BHC and its supporters didn’t get all they wanted. But they vowed to return in 2016 with even more political firepower.
Mayor Ashley Swearengin last year soothed hurt feelings among community activists by promising to get the ball rolling on a full-blown Parks Master Plan.
So, where are we with that Master Plan? I’m not the only Fresnan with that question.
“I can’t tell you how many calls I get from people asking, ‘When is this going to start?’” Mollinedo says.
Mollinedo says city officials are reviewing proposals from two landscape architectural firms. The survivor will coordinate the many tasks that go into crafting such a plan.
No. 1 on City Hall’s list: Plenty of input from residents and community groups on what they want from a first class parks system.

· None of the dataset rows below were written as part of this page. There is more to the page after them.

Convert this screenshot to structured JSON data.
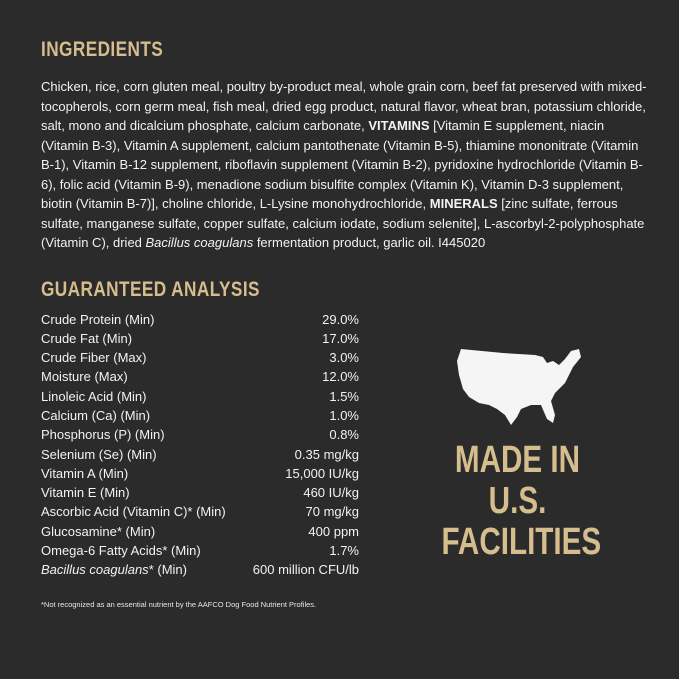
{
  "ingredients": {
    "heading": "INGREDIENTS",
    "segments": [
      {
        "t": "Chicken, rice, corn gluten meal, poultry by-product meal, whole grain corn, beef fat preserved with mixed-tocopherols, corn germ meal, fish meal, dried egg product, natural flavor, wheat bran, potassium chloride, salt, mono and dicalcium phosphate, calcium carbonate, ",
        "s": "n"
      },
      {
        "t": "VITAMINS",
        "s": "b"
      },
      {
        "t": " [Vitamin E supplement, niacin (Vitamin B-3), Vitamin A supplement, calcium pantothenate (Vitamin B-5), thiamine mononitrate (Vitamin B-1), Vitamin B-12 supplement, riboflavin supplement (Vitamin B-2), pyridoxine hydrochloride (Vitamin B-6), folic acid (Vitamin B-9), menadione sodium bisulfite complex (Vitamin K), Vitamin D-3 supplement, biotin (Vitamin B-7)], choline chloride, L-Lysine monohydrochloride, ",
        "s": "n"
      },
      {
        "t": "MINERALS",
        "s": "b"
      },
      {
        "t": " [zinc sulfate, ferrous sulfate, manganese sulfate, copper sulfate, calcium iodate, sodium selenite], L-ascorbyl-2-polyphosphate (Vitamin C), dried ",
        "s": "n"
      },
      {
        "t": "Bacillus coagulans",
        "s": "i"
      },
      {
        "t": " fermentation product, garlic oil. I445020",
        "s": "n"
      }
    ]
  },
  "analysis": {
    "heading": "GUARANTEED ANALYSIS",
    "rows": [
      {
        "label": "Crude Protein (Min)",
        "value": "29.0%"
      },
      {
        "label": "Crude Fat (Min)",
        "value": "17.0%"
      },
      {
        "label": "Crude Fiber (Max)",
        "value": "3.0%"
      },
      {
        "label": "Moisture (Max)",
        "value": "12.0%"
      },
      {
        "label": "Linoleic Acid (Min)",
        "value": "1.5%"
      },
      {
        "label": "Calcium (Ca) (Min)",
        "value": "1.0%"
      },
      {
        "label": "Phosphorus (P) (Min)",
        "value": "0.8%"
      },
      {
        "label": "Selenium (Se) (Min)",
        "value": "0.35 mg/kg"
      },
      {
        "label": "Vitamin A (Min)",
        "value": "15,000 IU/kg"
      },
      {
        "label": "Vitamin E (Min)",
        "value": "460 IU/kg"
      },
      {
        "label": "Ascorbic Acid (Vitamin C)* (Min)",
        "value": "70 mg/kg"
      },
      {
        "label": "Glucosamine* (Min)",
        "value": "400 ppm"
      },
      {
        "label": "Omega-6 Fatty Acids* (Min)",
        "value": "1.7%"
      },
      {
        "label_italic": "Bacillus coagulans",
        "label": "* (Min)",
        "value": "600 million CFU/lb"
      }
    ],
    "footnote": "*Not recognized as an essential nutrient by the AAFCO Dog Food Nutrient Profiles."
  },
  "badge": {
    "icon": "usa-map-icon",
    "lines": [
      "MADE IN",
      "U.S.",
      "FACILITIES"
    ]
  },
  "colors": {
    "background": "#2b2b2b",
    "accent": "#d6bd8e",
    "text": "#f2f2f2"
  }
}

Of course, such a system, one that features the rehabilitation of older parks and the addition of new green space, costs money. Grants would help, but Parks to a large degree is a general fund department. The general fund is healthier than it has been for years. But, as anyone who has followed Election 2016 knows all too well, candidates and voters also are keen on better public safety. Police and fire also are largely supported by the general fund.
Swearengin is termed out in January. The mayoral candidates in the June 7 primary are District 6 Council Member Lee Brand, Fresno County Supervisor Henry R. Perea, businessman Richard Renteria, businessowner/community activist H. Spees and former Fresno County Supervisor Doug Vagim.
Brand is termed out in January. Running to succeed him in District 6 are clinical psychologist/former District 6 Council Member Garry Bredefeld, business owner Holly Carter, entertainer/businessman Jeremy Pearce and student/fast food restaurant manager Carter Pope II.
The Mayor, of course, represents the entire city. District 6 is in Northeast Fresno. But no District 6 council member will effectively represent the district unless he/she can consistently get four votes on the council dais.
Mollinedo said he expects City Hall to announce the winning consultant for the Parks Master Plan in two to three weeks. In other words, right about Cinco de Mayo and the Romain Skate Park dedication.
This master plan will be a huge project. Mollinedo didn’t fight me when I suggested the finished product wouldn’t head to the City Council until early 2017 – when the new Mayor is settling in and the new District 6 council member is trying to woo political allies.
Fresno is a diverse place. But more of it looks like “The Place” than like District 6.
And, as I said, Building Healthy Communities knows how to do politics.
I’ll be at Romain Playground on May 5.
If they’re smart, those five mayoral candidates and those four District 6 candidates will ask me to save them seats.